El profesor Adam trabajaba
en su despacho cuando el reloj marcó las doce de la noche. Desde el día en que
Jack y Silvia habían abandonado la capital no había vuelto por la universidad,
evitando así cualquier incidente tras el intento de secuestro de Silvia.
Esa misma mañana se había
puesto en contacto con su amigo de la
CIA confirmando que, al día siguiente, el agente del
profesor se encontraría con Jack en el lugar de encuentro.
El viejo profesor se
encontraba más tranquilo con ese hecho, pero no conseguía quitarse de encima
esa sensación de peligro que llevaba todo el día acosándolo. Había aprovechado
la visita de su viejo amigo, el director del banco en que mantenía actualizadas sus
cuentas, para dejar varios asuntos arreglados.
Últimamente no se había
encontrado muy bien y su corazón empezaba a resentirse con las emociones de los
últimos días. Sólo esperaba que Jack y Silvia consiguiesen zanjar todo sin
demasiadas complicaciones. Algo en la mirada de esos chicos le decía que había
algo más de lo que hacían ver.
Tras enviar sus últimas
conclusiones sobre el pergamino a su amigo y colega Abdul, cerró el ordenador y
se dispuso para acostarse. Cerró la puerta del despacho que se encontraba al
otro lado del salón principal y se dirigió a la escalera que ascendía a los
dormitorios.
Las cortinas de la sala se encontraban echadas sin que desde el
exterior pudiera observarse movimiento alguno dentro de la casa.
Ascendía el primer
escalón pero algo llamó su atención. Comprobó que el pequeño aplique ubicado en la mesita auxiliar del
salón se encontraba encendido. Volvió a descender y caminó hacia él para apagar
la luz. La gran sala estaba recubierta en dos de sus paredes de grandes
estanterías llenas de libros clasificados por su contenido. Una cheslón de
color granate se ubicaba cerca de la chimenea, junto a la mesita auxiliar a la
que el anciano se dirigía y una gran puerta de cristal daba salida al jardín
posterior de la casa. Encima de la chimenea, un gran cuadro de las pirámides de
Egipto presidía la habitación. El profesor se quedo mirándolo, acudiendo a su
mente gran cantidad de recuerdos de su primera excavación como estudiante
universitario. La chimenea se encontraba apagada aunque aún quedaba un pequeño
rescoldo que mantenía caliente la gran sala.

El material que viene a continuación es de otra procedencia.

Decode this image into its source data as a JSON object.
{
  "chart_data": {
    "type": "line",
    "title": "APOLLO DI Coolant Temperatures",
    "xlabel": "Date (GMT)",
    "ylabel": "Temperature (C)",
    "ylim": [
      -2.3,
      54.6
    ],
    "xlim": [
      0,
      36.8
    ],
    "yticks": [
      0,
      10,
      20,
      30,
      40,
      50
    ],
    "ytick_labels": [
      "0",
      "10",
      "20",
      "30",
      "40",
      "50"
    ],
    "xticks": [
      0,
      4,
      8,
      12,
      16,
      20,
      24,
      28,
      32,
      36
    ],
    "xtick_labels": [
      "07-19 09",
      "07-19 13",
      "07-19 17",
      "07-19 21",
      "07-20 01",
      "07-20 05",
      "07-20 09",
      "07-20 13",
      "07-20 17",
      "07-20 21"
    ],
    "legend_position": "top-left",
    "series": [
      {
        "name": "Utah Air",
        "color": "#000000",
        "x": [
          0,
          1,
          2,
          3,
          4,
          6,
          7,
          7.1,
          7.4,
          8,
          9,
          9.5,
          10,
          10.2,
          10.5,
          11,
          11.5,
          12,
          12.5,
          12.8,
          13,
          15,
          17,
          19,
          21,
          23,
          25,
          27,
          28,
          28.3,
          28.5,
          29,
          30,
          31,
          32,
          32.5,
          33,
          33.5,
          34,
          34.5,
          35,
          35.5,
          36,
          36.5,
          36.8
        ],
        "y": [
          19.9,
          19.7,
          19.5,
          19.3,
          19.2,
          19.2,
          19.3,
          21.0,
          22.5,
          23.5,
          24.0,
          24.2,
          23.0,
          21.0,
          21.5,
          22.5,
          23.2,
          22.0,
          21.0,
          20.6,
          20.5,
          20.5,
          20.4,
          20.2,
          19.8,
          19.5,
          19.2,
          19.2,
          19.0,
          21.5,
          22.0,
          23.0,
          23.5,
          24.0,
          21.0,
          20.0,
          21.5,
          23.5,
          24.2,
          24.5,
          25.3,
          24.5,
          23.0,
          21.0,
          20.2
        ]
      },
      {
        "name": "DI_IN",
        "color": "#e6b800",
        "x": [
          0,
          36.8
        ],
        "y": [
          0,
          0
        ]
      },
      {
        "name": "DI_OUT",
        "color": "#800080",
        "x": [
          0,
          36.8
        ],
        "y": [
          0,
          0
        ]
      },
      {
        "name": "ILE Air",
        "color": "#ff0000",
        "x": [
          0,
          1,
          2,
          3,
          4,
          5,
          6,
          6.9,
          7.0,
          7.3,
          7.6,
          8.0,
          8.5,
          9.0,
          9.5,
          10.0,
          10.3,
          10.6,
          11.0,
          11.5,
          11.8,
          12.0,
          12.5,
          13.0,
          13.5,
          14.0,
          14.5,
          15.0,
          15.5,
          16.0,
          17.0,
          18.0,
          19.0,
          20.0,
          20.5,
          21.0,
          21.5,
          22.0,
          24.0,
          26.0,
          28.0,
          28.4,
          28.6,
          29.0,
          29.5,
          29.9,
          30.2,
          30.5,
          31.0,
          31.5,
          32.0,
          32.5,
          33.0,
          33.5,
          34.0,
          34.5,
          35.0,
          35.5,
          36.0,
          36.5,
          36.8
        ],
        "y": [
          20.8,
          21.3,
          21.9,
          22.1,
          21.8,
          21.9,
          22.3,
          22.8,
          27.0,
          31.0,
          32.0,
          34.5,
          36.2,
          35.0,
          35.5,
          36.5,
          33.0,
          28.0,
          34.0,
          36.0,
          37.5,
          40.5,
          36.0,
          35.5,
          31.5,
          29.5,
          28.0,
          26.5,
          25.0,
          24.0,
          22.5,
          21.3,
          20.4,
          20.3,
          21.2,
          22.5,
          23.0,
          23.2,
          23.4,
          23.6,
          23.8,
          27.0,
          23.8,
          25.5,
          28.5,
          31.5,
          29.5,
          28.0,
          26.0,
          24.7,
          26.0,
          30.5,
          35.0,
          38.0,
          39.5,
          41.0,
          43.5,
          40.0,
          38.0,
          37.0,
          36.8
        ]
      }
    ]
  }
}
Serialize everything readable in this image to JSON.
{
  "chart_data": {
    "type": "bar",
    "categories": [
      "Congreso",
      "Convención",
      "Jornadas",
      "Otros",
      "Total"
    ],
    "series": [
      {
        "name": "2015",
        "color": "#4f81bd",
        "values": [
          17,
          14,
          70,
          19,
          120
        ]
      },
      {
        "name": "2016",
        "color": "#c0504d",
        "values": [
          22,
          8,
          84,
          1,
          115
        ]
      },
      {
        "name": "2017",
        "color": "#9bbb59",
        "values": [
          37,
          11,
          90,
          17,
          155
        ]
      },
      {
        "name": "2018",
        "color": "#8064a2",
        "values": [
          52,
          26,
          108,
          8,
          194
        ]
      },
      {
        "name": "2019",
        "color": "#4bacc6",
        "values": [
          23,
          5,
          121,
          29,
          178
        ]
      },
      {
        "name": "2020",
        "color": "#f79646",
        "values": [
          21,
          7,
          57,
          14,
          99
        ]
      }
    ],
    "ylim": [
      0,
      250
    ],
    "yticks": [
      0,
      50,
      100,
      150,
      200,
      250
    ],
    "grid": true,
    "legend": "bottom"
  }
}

El profesor apagó la pequeña
luz y cerró las puertas tras de si. Volvió a dirigirse a las escaleras cuando
escuchó un ruido fuera. Su asistente, Matilda, hacía rato que se despidió para
irse a descansar, por lo que sabía que no podía ser ella. Cauteloso, se acercó
hacia la mesa de la entrada donde había ubicado un teléfono; descolgó para
llamar cuando se escuchó un fuerte ruido de cristales rotos. El profesor marcó
temblando el número de la policía. Sabía perfectamente que algo andaba muy mal.
-Yo que usted colgaría ahora
mismo ese teléfono profesor- irrumpió una voz en la habitación.
El anciano se giró para ver
quien irrumpía de esa manera en su hogar sin ser invitado.
Dos hombres habían accedido a
través de las puertas del salón. El más alto de constitución delgada, con
el pelo rubio platino y una cicatriz que cruzaba su mejilla sonrió ante su
anfitrión.
-Nos ha costado bastante dar
con usted, pero eh aquí, por fin nos vemos las caras y, si no me equivoco,
tiene información valiosa para nosotros- volvió a hablar tras la primera
sorpresa.
-¿Quiénes son ustedes y que
hacen en mi casa?
-Tenemos una amiga en común
profesor, la señorita Cruz y, a pesar de nuestros esfuerzos, se nos ha escapado
de las manos.
-No se de que me habla.
-No se haga el estúpido, le
aseguro que no le conviene. Va a decirnos dónde se encuentra y que sabe
respecto a su viaje.
El otro hombre, más bajo que
su compañero y con cara de pocos amigos, sacó una pistola y apuntó
directamente al viejo profesor.
-¡No se de que me hablan!
¡Márchense o me veré obligado a llamar a la policía!- gritó mientras volvía a
levantar el auricular del teléfono. Un disparo retumbó en la habitación.
-El próximo no será en la
pierna profesor- comentó sarcásticamente el hombre rubio- ahora hable o de lo
contrario.
No pudo terminar la frase.
Su delicado corazón no pudo aguantar tanta presión y el profesor cayó desplomado
al suelo tras sufrir un ataque al corazón.